Being part of the New York data scene, and especially being part of multiple VC networks, I often get asked to meet and advise early-stage startups and give my perspective on setting up the right data infrastructure and data team. Frequently, I get asked “when should I hire a data scientist?” as the word on the street is that you need a data scientist on staff. Sooner is better than later, right? They are often surprised when I say, “No, not yet. You are not ready.”

The truth is that very early startups often only have a basic data infrastructure in place to support the current business and are not ready to spend precious resources for more advanced analytics and data products such as recommenders. Focus on the foundational data first. Keep the website backend up and running, keep the signups flowing into a database table, instrument the site and track how users use your products. There’s lots to do.

You need some central transactional and analytics store that will at least scale for the next year or two. Be safe and opt for boring technology such as relational databases unless you have good reason otherwise. They are tried and tested. Boring is good. Centralize the data. Build in data quality processes. Create more robust ETLs to marshall the data. The data engineer is going to support the whole business not just analytics so is a good deal. Moreover, they are easier and cheaper to hire than data scientist.

“OK, great. We’ll hire a data engineer. And then we hire a data scientist?”

No, not yet. I would recommend hiring a data analyst first. Why? An early stage startup is probably still feeling out their business model. They are still trying to work out strategically where they should go. They are probably still seeking funding. These activities require getting answers from traditional analytics to help the founders and advisors make the right decisions and to provide the necessary information to investors. Excel will probably suffice for this work — and you can even connect it to a relational database as a data source. A good analyst will take you far. If they know SQL and they can query raw data stores directly, or can do some modeling in R, even better. Importantly for a cash strapped startup, a business analyst is probably only half the price of a good data scientist.

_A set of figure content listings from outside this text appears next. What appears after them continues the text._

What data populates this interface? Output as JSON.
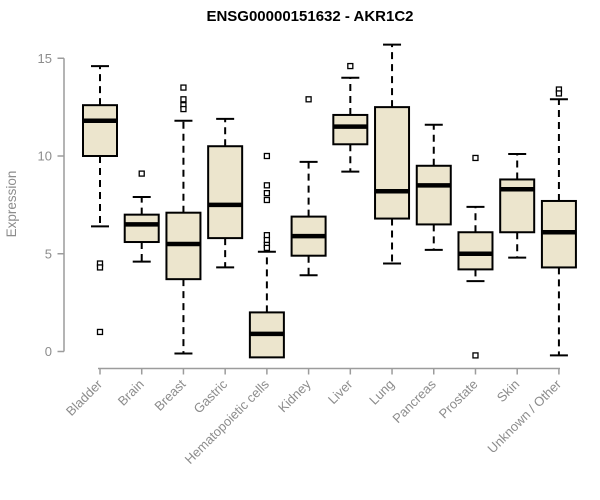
{
  "chart_data": {
    "type": "boxplot",
    "title": "ENSG00000151632 - AKR1C2",
    "ylabel": "Expression",
    "xlabel": "",
    "yticks": [
      0,
      5,
      10,
      15
    ],
    "ylim": [
      -0.9,
      16.1
    ],
    "grid": false,
    "legend": null,
    "categories": [
      "Bladder",
      "Brain",
      "Breast",
      "Gastric",
      "Hematopoietic cells",
      "Kidney",
      "Liver",
      "Lung",
      "Pancreas",
      "Prostate",
      "Skin",
      "Unknown / Other"
    ],
    "series": [
      {
        "label": "Bladder",
        "whisker_low": 6.4,
        "q1": 10.0,
        "median": 11.8,
        "q3": 12.6,
        "whisker_high": 14.6,
        "outliers": [
          4.5,
          4.3,
          1.0
        ]
      },
      {
        "label": "Brain",
        "whisker_low": 4.6,
        "q1": 5.6,
        "median": 6.5,
        "q3": 7.0,
        "whisker_high": 7.9,
        "outliers": [
          9.1
        ]
      },
      {
        "label": "Breast",
        "whisker_low": -0.1,
        "q1": 3.7,
        "median": 5.5,
        "q3": 7.1,
        "whisker_high": 11.8,
        "outliers": [
          13.5,
          12.9,
          12.6,
          12.4
        ]
      },
      {
        "label": "Gastric",
        "whisker_low": 4.3,
        "q1": 5.8,
        "median": 7.5,
        "q3": 10.5,
        "whisker_high": 11.9,
        "outliers": []
      },
      {
        "label": "Hematopoietic cells",
        "whisker_low": -0.3,
        "q1": -0.3,
        "median": 0.9,
        "q3": 2.0,
        "whisker_high": 5.1,
        "outliers": [
          10.0,
          8.5,
          8.1,
          7.75,
          5.95,
          5.7,
          5.45,
          5.3
        ]
      },
      {
        "label": "Kidney",
        "whisker_low": 3.9,
        "q1": 4.9,
        "median": 5.9,
        "q3": 6.9,
        "whisker_high": 9.7,
        "outliers": [
          12.9
        ]
      },
      {
        "label": "Liver",
        "whisker_low": 9.2,
        "q1": 10.6,
        "median": 11.5,
        "q3": 12.1,
        "whisker_high": 14.0,
        "outliers": [
          14.6
        ]
      },
      {
        "label": "Lung",
        "whisker_low": 4.5,
        "q1": 6.8,
        "median": 8.2,
        "q3": 12.5,
        "whisker_high": 15.7,
        "outliers": []
      },
      {
        "label": "Pancreas",
        "whisker_low": 5.2,
        "q1": 6.5,
        "median": 8.5,
        "q3": 9.5,
        "whisker_high": 11.6,
        "outliers": []
      },
      {
        "label": "Prostate",
        "whisker_low": 3.6,
        "q1": 4.2,
        "median": 5.0,
        "q3": 6.1,
        "whisker_high": 7.4,
        "outliers": [
          9.9,
          -0.2
        ]
      },
      {
        "label": "Skin",
        "whisker_low": 4.8,
        "q1": 6.1,
        "median": 8.3,
        "q3": 8.8,
        "whisker_high": 10.1,
        "outliers": []
      },
      {
        "label": "Unknown / Other",
        "whisker_low": -0.2,
        "q1": 4.3,
        "median": 6.1,
        "q3": 7.7,
        "whisker_high": 12.9,
        "outliers": [
          13.4,
          13.2
        ]
      }
    ],
    "colors": {
      "box_fill": "#ECE5CD",
      "box_border": "#000000",
      "median": "#000000",
      "whisker": "#000000",
      "outlier_fill": "#FFFFFF",
      "axis": "#9C9C9C",
      "axis_text": "#8C8C8C",
      "title_text": "#000000",
      "background": "#FFFFFF"
    }
  }
}
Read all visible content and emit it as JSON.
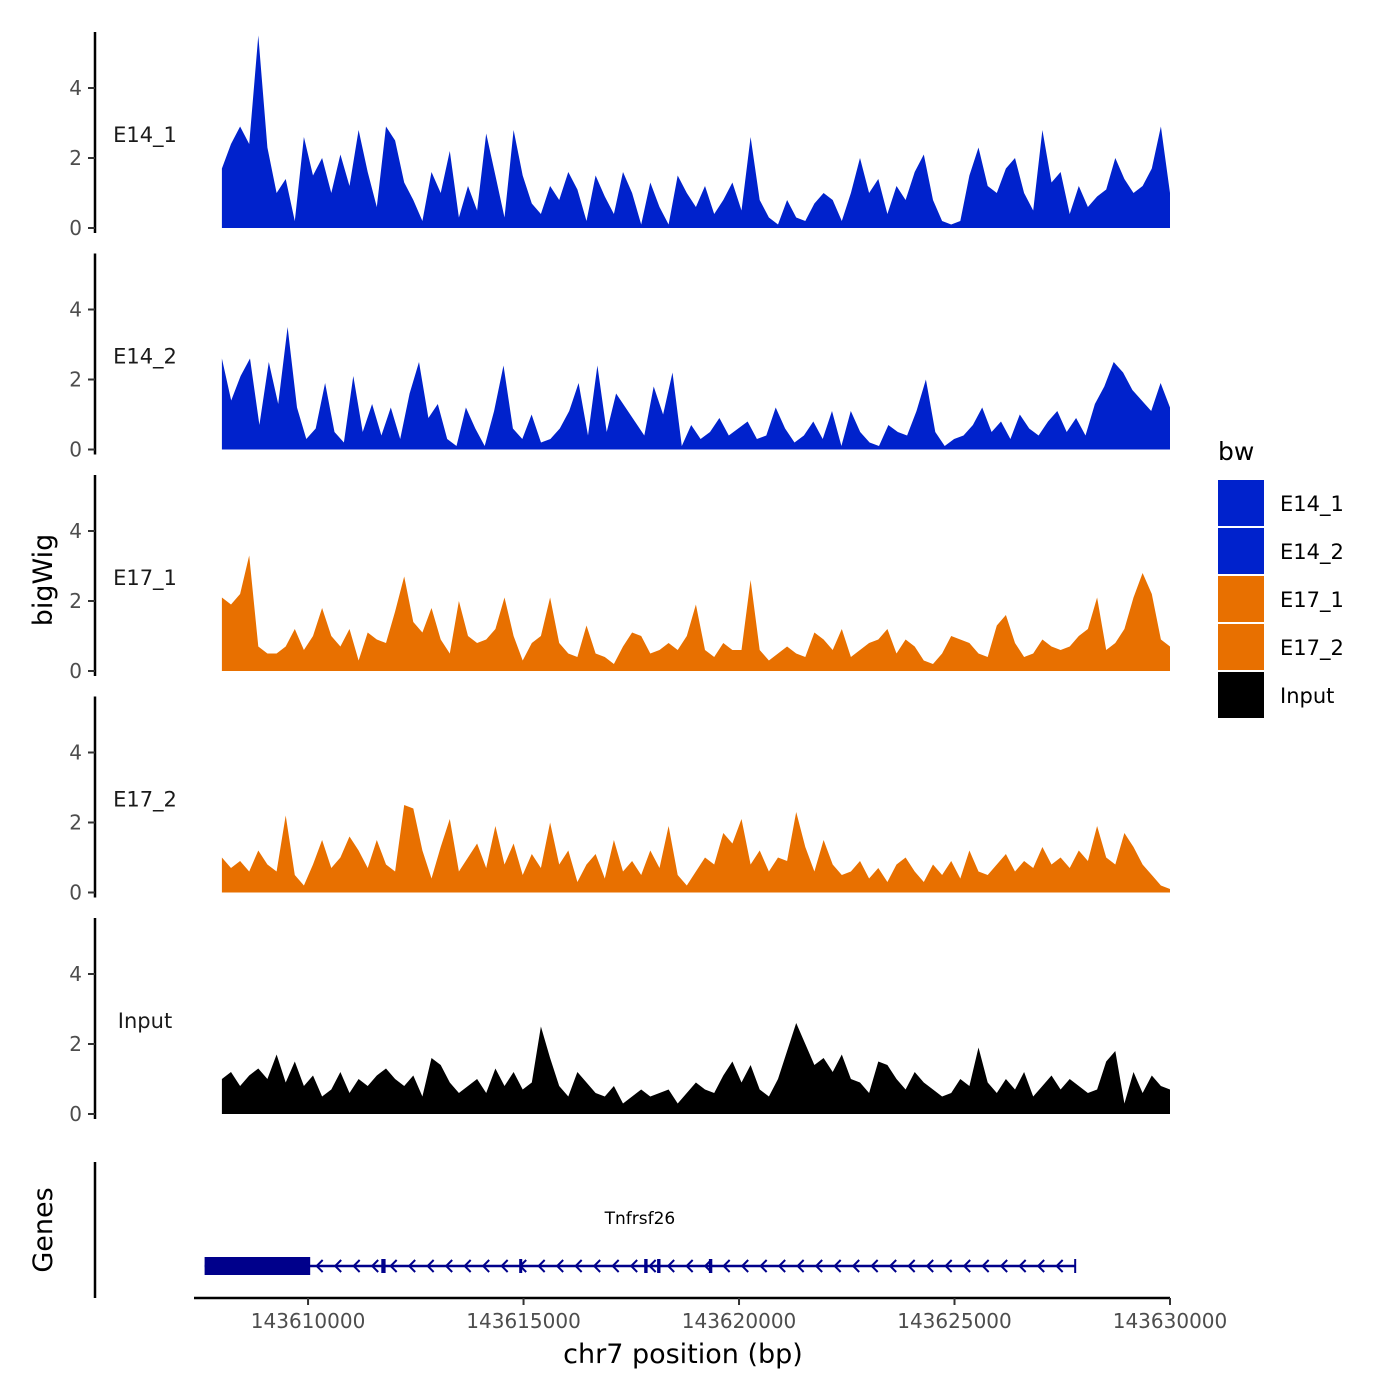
{
  "chart_data": {
    "type": "area",
    "ylabel": "bigWig",
    "xlabel": "chr7 position (bp)",
    "xlim": [
      143607400,
      143630000
    ],
    "x_ticks": [
      143610000,
      143615000,
      143620000,
      143625000,
      143630000
    ],
    "x_tick_labels": [
      "143610000",
      "143615000",
      "143620000",
      "143625000",
      "143630000"
    ],
    "ylim": [
      0,
      5.6
    ],
    "y_ticks": [
      0,
      2,
      4
    ],
    "y_tick_labels": [
      "0",
      "2",
      "4"
    ],
    "x_range_signal": [
      143608000,
      143630000
    ],
    "tracks": [
      {
        "name": "E14_1",
        "color": "#0022CC",
        "values": [
          1.7,
          2.4,
          2.9,
          2.4,
          5.5,
          2.3,
          1.0,
          1.4,
          0.2,
          2.6,
          1.5,
          2.0,
          1.0,
          2.1,
          1.2,
          2.8,
          1.6,
          0.6,
          2.9,
          2.5,
          1.3,
          0.8,
          0.2,
          1.6,
          1.0,
          2.2,
          0.3,
          1.2,
          0.5,
          2.7,
          1.5,
          0.3,
          2.8,
          1.5,
          0.7,
          0.4,
          1.2,
          0.8,
          1.6,
          1.1,
          0.2,
          1.5,
          0.9,
          0.4,
          1.6,
          1.0,
          0.1,
          1.3,
          0.6,
          0.1,
          1.5,
          1.0,
          0.6,
          1.2,
          0.4,
          0.8,
          1.3,
          0.5,
          2.6,
          0.8,
          0.3,
          0.1,
          0.8,
          0.3,
          0.2,
          0.7,
          1.0,
          0.8,
          0.2,
          1.0,
          2.0,
          1.0,
          1.4,
          0.4,
          1.2,
          0.8,
          1.6,
          2.1,
          0.8,
          0.2,
          0.1,
          0.2,
          1.5,
          2.3,
          1.2,
          1.0,
          1.7,
          2.0,
          1.0,
          0.5,
          2.8,
          1.3,
          1.6,
          0.4,
          1.2,
          0.6,
          0.9,
          1.1,
          2.0,
          1.4,
          1.0,
          1.2,
          1.7,
          2.9,
          1.0
        ]
      },
      {
        "name": "E14_2",
        "color": "#0022CC",
        "values": [
          2.6,
          1.4,
          2.1,
          2.6,
          0.7,
          2.5,
          1.3,
          3.5,
          1.2,
          0.3,
          0.6,
          1.9,
          0.5,
          0.2,
          2.1,
          0.5,
          1.3,
          0.4,
          1.2,
          0.3,
          1.6,
          2.5,
          0.9,
          1.3,
          0.3,
          0.1,
          1.2,
          0.6,
          0.1,
          1.1,
          2.4,
          0.6,
          0.3,
          1.0,
          0.2,
          0.3,
          0.6,
          1.1,
          1.9,
          0.4,
          2.4,
          0.5,
          1.6,
          1.2,
          0.8,
          0.4,
          1.8,
          1.0,
          2.2,
          0.1,
          0.7,
          0.3,
          0.5,
          0.9,
          0.4,
          0.6,
          0.8,
          0.3,
          0.4,
          1.2,
          0.6,
          0.2,
          0.4,
          0.8,
          0.3,
          1.1,
          0.1,
          1.1,
          0.5,
          0.2,
          0.1,
          0.7,
          0.5,
          0.4,
          1.1,
          2.0,
          0.5,
          0.1,
          0.3,
          0.4,
          0.7,
          1.2,
          0.5,
          0.8,
          0.3,
          1.0,
          0.6,
          0.4,
          0.8,
          1.1,
          0.5,
          0.9,
          0.4,
          1.3,
          1.8,
          2.5,
          2.2,
          1.7,
          1.4,
          1.1,
          1.9,
          1.2
        ]
      },
      {
        "name": "E17_1",
        "color": "#E87000",
        "values": [
          2.1,
          1.9,
          2.2,
          3.3,
          0.7,
          0.5,
          0.5,
          0.7,
          1.2,
          0.6,
          1.0,
          1.8,
          1.0,
          0.7,
          1.2,
          0.3,
          1.1,
          0.9,
          0.8,
          1.7,
          2.7,
          1.4,
          1.1,
          1.8,
          0.9,
          0.5,
          2.0,
          1.0,
          0.8,
          0.9,
          1.2,
          2.1,
          1.0,
          0.3,
          0.8,
          1.0,
          2.1,
          0.8,
          0.5,
          0.4,
          1.3,
          0.5,
          0.4,
          0.2,
          0.7,
          1.1,
          1.0,
          0.5,
          0.6,
          0.8,
          0.6,
          1.0,
          1.9,
          0.6,
          0.4,
          0.8,
          0.6,
          0.6,
          2.6,
          0.6,
          0.3,
          0.5,
          0.7,
          0.5,
          0.4,
          1.1,
          0.9,
          0.6,
          1.2,
          0.4,
          0.6,
          0.8,
          0.9,
          1.2,
          0.5,
          0.9,
          0.7,
          0.3,
          0.2,
          0.5,
          1.0,
          0.9,
          0.8,
          0.5,
          0.4,
          1.3,
          1.6,
          0.8,
          0.4,
          0.5,
          0.9,
          0.7,
          0.6,
          0.7,
          1.0,
          1.2,
          2.1,
          0.6,
          0.8,
          1.2,
          2.1,
          2.8,
          2.2,
          0.9,
          0.7
        ]
      },
      {
        "name": "E17_2",
        "color": "#E87000",
        "values": [
          1.0,
          0.7,
          0.9,
          0.6,
          1.2,
          0.8,
          0.6,
          2.2,
          0.5,
          0.2,
          0.8,
          1.5,
          0.7,
          1.0,
          1.6,
          1.2,
          0.7,
          1.5,
          0.8,
          0.6,
          2.5,
          2.4,
          1.2,
          0.4,
          1.3,
          2.1,
          0.6,
          1.0,
          1.4,
          0.7,
          1.9,
          0.8,
          1.4,
          0.5,
          1.1,
          0.7,
          2.0,
          0.8,
          1.2,
          0.3,
          0.8,
          1.1,
          0.4,
          1.5,
          0.6,
          0.9,
          0.5,
          1.2,
          0.7,
          1.9,
          0.5,
          0.2,
          0.6,
          1.0,
          0.8,
          1.7,
          1.4,
          2.1,
          0.8,
          1.2,
          0.6,
          1.0,
          0.9,
          2.3,
          1.3,
          0.6,
          1.5,
          0.8,
          0.5,
          0.6,
          0.9,
          0.4,
          0.7,
          0.3,
          0.8,
          1.0,
          0.6,
          0.3,
          0.8,
          0.5,
          0.9,
          0.4,
          1.2,
          0.6,
          0.5,
          0.8,
          1.1,
          0.6,
          0.9,
          0.7,
          1.3,
          0.8,
          1.0,
          0.7,
          1.2,
          0.9,
          1.9,
          1.0,
          0.8,
          1.7,
          1.3,
          0.8,
          0.5,
          0.2,
          0.1
        ]
      },
      {
        "name": "Input",
        "color": "#000000",
        "values": [
          1.0,
          1.2,
          0.8,
          1.1,
          1.3,
          1.0,
          1.7,
          0.9,
          1.5,
          0.8,
          1.1,
          0.5,
          0.7,
          1.2,
          0.6,
          1.0,
          0.8,
          1.1,
          1.3,
          1.0,
          0.8,
          1.1,
          0.5,
          1.6,
          1.4,
          0.9,
          0.6,
          0.8,
          1.0,
          0.6,
          1.3,
          0.8,
          1.2,
          0.7,
          0.9,
          2.5,
          1.6,
          0.8,
          0.5,
          1.2,
          0.9,
          0.6,
          0.5,
          0.8,
          0.3,
          0.5,
          0.7,
          0.5,
          0.6,
          0.7,
          0.3,
          0.6,
          0.9,
          0.7,
          0.6,
          1.1,
          1.5,
          0.9,
          1.4,
          0.7,
          0.5,
          1.0,
          1.8,
          2.6,
          2.0,
          1.4,
          1.6,
          1.2,
          1.7,
          1.0,
          0.9,
          0.6,
          1.5,
          1.4,
          1.0,
          0.7,
          1.2,
          0.9,
          0.7,
          0.5,
          0.6,
          1.0,
          0.8,
          1.9,
          0.9,
          0.6,
          1.0,
          0.7,
          1.2,
          0.5,
          0.8,
          1.1,
          0.7,
          1.0,
          0.8,
          0.6,
          0.7,
          1.5,
          1.8,
          0.3,
          1.2,
          0.6,
          1.1,
          0.8,
          0.7
        ]
      }
    ],
    "legend": {
      "title": "bw",
      "entries": [
        {
          "label": "E14_1",
          "color": "#0022CC"
        },
        {
          "label": "E14_2",
          "color": "#0022CC"
        },
        {
          "label": "E17_1",
          "color": "#E87000"
        },
        {
          "label": "E17_2",
          "color": "#E87000"
        },
        {
          "label": "Input",
          "color": "#000000"
        }
      ]
    },
    "genes_panel": {
      "label": "Genes",
      "gene": {
        "name": "Tnfrsf26",
        "start": 143607600,
        "end": 143627800,
        "strand": "-",
        "color": "#00008B",
        "exons": [
          [
            143607600,
            143610050
          ],
          [
            143611700,
            143611800
          ],
          [
            143617800,
            143617880
          ],
          [
            143618100,
            143618180
          ],
          [
            143619300,
            143619380
          ],
          [
            143614900,
            143614960
          ]
        ]
      }
    }
  }
}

So at this point, you have a reasonable data infrastructure, hopefully some somewhat solid data quality processes, and you’ve met the founders’ basic data needs. Now, we hire a data scientist? Well, maybe. It very much depends on the type of business and whether a data scientist will be a central part of the business model. If you could only hire one more person for the team/rocket ship, who would provide the greatest return? That is, if a central offering of the business is a data product, a data science driven process, such as recommenders, or something similar that provide a competitive advantage then now might indeed be a good time. Maybe not. Maybe you just need another analyst. You need to have a good idea of why you need that data scientist. Don’t get me wrong. I’m very pro data science. I’m a data scientist. However, I do believe that for early stage startups at least, there can be too early for a data scientist. We are not cheap. We need data, and we are not necessarily the best people to be building out the early ETLs to get the data. Others, including software engineers, can probably do a better job, more quickly for less.

One option of course is to outsource. If you have a clear, crisp question you can essentially hand over a dataset to a consulting data scientist and let them at it. Who is going to prepare that dataset, or build an API to get the data, or provide raw access to the database? That’s right: the data engineer that you hired ahead of the data scientist.

By all means hire a data scientist but let them come into an environment where there is data ready to be mined and others to focus on vanilla business intelligence reporting and analysis and free up the data scientist to focus as much as possible on what they are good at: the fun stuff, where that unique blend of business, data, math, stats, and visualization skills can really shine.